Hagerstown's firefighter of the year believes in safety first

Murray's team answers call for upgraded firehouse safety procedures

Murray's team answers call for upgraded firehouse safety procedures

February 29, 2008|By MARLO BARNHART

HAGERSTOWN - Working in one of the most dangerous professions has made Hagerstown firefighter John P. Murray a believer in safety first.

So, when all individual City of Hagerstown departments were encouraged to come up with safety committees, Murray worked up a proposal two years ago and presented it to Hagerstown Fire Chief Gary Hawbaker, who approved it.

At the annual fire department awards banquet Feb. 23, Murray was named career firefighter of the year for his efforts. He said it was a committee effort, not just his effort that earned the award.

"Our goal is to improve the level of safety in the department," Murray said, noting that it has been a tough year and a half.


During that time, there has been a crushed foot, heart attacks, knee injuries and an ear injury.

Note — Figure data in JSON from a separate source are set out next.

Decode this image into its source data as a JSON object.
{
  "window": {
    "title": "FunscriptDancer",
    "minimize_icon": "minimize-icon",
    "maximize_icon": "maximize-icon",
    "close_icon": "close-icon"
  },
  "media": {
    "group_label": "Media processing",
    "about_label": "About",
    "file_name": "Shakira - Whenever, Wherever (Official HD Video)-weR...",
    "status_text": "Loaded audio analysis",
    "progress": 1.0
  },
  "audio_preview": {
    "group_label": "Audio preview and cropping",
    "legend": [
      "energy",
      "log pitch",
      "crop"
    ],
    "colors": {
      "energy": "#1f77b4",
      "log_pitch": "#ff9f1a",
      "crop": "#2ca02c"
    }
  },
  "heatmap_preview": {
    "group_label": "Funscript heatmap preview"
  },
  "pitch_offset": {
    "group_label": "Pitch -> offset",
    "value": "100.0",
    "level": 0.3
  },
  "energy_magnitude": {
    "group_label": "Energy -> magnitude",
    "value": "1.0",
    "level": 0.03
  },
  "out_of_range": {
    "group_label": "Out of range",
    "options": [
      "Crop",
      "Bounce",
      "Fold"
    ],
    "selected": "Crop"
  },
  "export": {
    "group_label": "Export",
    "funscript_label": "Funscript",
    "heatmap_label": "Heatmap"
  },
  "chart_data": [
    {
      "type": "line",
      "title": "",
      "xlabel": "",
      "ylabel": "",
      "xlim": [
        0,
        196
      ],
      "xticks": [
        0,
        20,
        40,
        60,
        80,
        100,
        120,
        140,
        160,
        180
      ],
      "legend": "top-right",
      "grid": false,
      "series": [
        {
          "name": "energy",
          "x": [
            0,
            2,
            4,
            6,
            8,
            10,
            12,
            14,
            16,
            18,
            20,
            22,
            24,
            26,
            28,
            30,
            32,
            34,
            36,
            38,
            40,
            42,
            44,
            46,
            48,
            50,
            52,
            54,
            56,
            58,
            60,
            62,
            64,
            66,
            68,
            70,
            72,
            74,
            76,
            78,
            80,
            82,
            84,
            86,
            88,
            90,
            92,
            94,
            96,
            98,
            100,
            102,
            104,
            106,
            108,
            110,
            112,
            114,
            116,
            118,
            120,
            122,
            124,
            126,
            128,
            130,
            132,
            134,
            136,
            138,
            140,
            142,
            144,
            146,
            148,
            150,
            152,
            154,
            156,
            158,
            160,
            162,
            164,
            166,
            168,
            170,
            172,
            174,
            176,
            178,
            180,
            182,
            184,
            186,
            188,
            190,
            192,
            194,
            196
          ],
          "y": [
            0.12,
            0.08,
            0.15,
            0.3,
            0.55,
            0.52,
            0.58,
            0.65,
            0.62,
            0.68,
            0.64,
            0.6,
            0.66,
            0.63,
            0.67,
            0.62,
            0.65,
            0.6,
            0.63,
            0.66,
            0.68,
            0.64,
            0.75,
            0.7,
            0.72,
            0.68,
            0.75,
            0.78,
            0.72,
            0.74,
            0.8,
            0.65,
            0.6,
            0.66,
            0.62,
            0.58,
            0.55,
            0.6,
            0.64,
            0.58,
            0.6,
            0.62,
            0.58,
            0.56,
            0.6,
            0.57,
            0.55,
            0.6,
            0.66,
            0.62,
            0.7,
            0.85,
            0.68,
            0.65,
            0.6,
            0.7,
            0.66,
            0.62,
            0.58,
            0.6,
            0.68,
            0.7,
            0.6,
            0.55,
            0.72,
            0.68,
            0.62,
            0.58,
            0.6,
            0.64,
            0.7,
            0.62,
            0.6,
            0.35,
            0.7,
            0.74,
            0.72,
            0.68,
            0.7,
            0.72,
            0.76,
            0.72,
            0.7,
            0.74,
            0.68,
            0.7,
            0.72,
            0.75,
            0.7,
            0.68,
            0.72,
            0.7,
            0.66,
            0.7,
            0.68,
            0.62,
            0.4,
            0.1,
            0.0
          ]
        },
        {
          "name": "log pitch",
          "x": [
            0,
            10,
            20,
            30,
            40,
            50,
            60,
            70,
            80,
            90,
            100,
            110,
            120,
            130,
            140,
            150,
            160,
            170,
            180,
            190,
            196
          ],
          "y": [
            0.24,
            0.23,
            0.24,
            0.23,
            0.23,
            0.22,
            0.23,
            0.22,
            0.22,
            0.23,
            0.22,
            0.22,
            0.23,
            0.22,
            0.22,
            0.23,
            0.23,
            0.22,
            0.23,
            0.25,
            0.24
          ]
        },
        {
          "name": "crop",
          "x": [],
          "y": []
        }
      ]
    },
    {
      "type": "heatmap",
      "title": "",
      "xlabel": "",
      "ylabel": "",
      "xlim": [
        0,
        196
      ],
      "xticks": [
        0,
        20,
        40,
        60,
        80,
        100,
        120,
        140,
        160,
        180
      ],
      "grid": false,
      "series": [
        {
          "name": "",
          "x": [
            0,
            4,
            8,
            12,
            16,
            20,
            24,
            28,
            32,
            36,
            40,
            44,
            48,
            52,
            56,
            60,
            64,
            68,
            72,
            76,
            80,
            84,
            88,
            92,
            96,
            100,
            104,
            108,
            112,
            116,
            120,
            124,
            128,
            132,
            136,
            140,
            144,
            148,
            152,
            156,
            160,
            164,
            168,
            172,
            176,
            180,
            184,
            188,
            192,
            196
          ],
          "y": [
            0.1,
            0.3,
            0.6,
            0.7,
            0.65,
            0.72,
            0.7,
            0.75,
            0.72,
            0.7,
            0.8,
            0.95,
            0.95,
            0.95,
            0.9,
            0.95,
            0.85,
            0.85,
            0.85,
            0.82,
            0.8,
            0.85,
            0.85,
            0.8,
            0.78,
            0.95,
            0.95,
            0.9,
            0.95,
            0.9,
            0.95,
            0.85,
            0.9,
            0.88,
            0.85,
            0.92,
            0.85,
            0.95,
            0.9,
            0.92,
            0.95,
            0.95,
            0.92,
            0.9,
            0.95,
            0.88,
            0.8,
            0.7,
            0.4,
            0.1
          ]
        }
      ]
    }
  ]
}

Some of these have involved long-term recuperations, Murray said.

The committee, which includes union firefighters, volunteers and supervisors, meets once a month. Murray just turned over the chairmanship to Scott Baire.

"We look at injuries to see how we can reduce them," Murray said.

One way is maintaining physical fitness among firefighters. There is workout equipment at the fire department's main office in the Market House, and some individual fire halls have their own treadmills, he said.

"There is a plan for a physical fitness mandate that all will participate in," Murray said.

Another innovation is a policy that no firefighter work alone. If a firefighter is stricken or injured on duty, there will always be another firefighter there to react, Murray said.

Murray, 36, has been with the Hagerstown Fire Department for nearly four years. He and his wife live in Pennsylvania.

Murray said at the age of 10 he envied his older brother when he became a junior firefighter.

"I have always loved riding on a fire truck," he said.

A graduate of Eastern Kentucky University, Murray is working on his master's degree in fire service management, taking online courses from the school.

"I got into risk management in college," Murray said.

Coming to work in Hagerstown was his first chance to get into career firefighting.

Murray said he likes Hagerstown but noted there are a lot of challenges for the fire department, including a declining number of volunteers.

Anyone interested may call 301-790-2476 for more information on training and requirements for how many hours are needed to maintain standing.

In the meantime, Murray and his committee will be working to make firefighting a safer profession in Hagerstown.

"Firefighters' wellness is No. 1, and there is enthusiasm for it," Murray said. "Changing people's behaviors is tough but we are up for the challenges."